RawSugar, a service that has been compared as a del.icio.us competitor, but in actuality had a number of great differentiating features, is in funding trouble. My friend Bill Lazar has some to say about this, as a do a few folks like Steve Rubel.
RawSugar isn’t dead, nor does it deserve to be. One feature it has – the capability to consume and coalesce your personal content streams and tag them – is one that I feel should be adopted by other social media. I was planning to figure out how to leverage it – finally – when the news broke over the holiday. Notice my experimenting with del.icio.us in my right hand menu.

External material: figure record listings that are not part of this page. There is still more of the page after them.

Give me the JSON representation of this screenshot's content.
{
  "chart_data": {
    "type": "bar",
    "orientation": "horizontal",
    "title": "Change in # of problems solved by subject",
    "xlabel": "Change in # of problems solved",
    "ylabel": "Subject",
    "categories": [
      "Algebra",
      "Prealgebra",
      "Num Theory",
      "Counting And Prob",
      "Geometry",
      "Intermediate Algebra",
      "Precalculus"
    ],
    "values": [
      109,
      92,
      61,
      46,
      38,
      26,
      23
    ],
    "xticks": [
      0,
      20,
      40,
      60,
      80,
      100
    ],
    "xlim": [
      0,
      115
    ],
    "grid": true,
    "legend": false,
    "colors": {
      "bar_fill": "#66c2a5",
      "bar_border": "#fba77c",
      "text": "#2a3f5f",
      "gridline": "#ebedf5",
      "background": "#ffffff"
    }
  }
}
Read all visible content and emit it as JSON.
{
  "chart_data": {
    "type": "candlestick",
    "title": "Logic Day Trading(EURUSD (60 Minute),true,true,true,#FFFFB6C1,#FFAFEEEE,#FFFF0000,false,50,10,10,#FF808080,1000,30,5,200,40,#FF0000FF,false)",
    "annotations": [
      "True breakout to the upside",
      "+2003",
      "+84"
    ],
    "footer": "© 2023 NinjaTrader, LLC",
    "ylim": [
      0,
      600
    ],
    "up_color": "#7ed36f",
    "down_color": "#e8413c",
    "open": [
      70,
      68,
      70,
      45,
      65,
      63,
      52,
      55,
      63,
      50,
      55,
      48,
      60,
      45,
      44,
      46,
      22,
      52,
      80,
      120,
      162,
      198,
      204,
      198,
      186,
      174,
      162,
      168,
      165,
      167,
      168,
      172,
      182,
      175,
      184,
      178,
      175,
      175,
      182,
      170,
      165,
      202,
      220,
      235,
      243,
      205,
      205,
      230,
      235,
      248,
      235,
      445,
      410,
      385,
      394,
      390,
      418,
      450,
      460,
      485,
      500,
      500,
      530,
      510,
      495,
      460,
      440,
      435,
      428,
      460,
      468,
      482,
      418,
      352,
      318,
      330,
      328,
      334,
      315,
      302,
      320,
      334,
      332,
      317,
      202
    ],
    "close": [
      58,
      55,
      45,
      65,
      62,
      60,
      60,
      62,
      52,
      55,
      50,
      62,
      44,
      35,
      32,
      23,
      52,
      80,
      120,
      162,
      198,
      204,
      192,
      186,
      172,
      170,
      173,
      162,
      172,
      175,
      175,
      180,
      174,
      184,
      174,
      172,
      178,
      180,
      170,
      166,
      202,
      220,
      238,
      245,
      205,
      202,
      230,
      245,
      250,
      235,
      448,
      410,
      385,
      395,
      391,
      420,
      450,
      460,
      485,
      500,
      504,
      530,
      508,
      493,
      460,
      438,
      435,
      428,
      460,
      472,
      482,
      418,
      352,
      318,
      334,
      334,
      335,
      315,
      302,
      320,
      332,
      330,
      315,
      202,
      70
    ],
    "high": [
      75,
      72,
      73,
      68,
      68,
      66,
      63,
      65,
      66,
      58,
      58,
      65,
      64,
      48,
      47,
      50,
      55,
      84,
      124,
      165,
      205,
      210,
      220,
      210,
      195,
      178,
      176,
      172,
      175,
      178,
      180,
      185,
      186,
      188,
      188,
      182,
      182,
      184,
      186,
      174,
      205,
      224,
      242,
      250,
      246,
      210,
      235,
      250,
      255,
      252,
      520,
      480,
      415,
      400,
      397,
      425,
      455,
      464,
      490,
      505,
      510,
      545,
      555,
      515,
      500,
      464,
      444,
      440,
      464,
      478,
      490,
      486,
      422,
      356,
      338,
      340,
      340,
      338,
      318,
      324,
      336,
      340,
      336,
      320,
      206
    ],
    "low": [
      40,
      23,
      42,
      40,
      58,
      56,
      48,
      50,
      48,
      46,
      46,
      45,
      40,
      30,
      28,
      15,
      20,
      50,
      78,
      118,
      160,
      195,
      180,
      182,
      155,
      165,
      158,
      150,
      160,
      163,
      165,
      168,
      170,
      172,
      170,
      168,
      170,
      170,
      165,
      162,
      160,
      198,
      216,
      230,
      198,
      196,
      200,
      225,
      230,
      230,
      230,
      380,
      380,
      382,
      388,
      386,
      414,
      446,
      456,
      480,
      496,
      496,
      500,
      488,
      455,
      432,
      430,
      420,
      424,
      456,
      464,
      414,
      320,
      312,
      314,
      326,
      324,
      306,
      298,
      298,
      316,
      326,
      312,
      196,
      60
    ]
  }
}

RawSugar, to me, is a victim of two things: 1. A UI that hides the good stuff. It’s front door is little more than a pitch/splash page when it should surface the activity taking place within. 2. A lack of attention in the online press – grassroots and otherwise. No matter what anyone says – there is only so much attention to go around and only a few people who have direct influence over it. Without their attention influence as a help – it takes a groundswell approach – vast numbers of those with lessor influence – helping spread word. It’s possible. But far more difficult. Hence the demand to get noticed by blogs like Techcrunch. Being labeled too easily as a “del.icio.us” competitor – unfairly since it has a host of differentiators – didn’t help either.
I hope they get some funding. In the meantime, Bill is up for some new opportunities.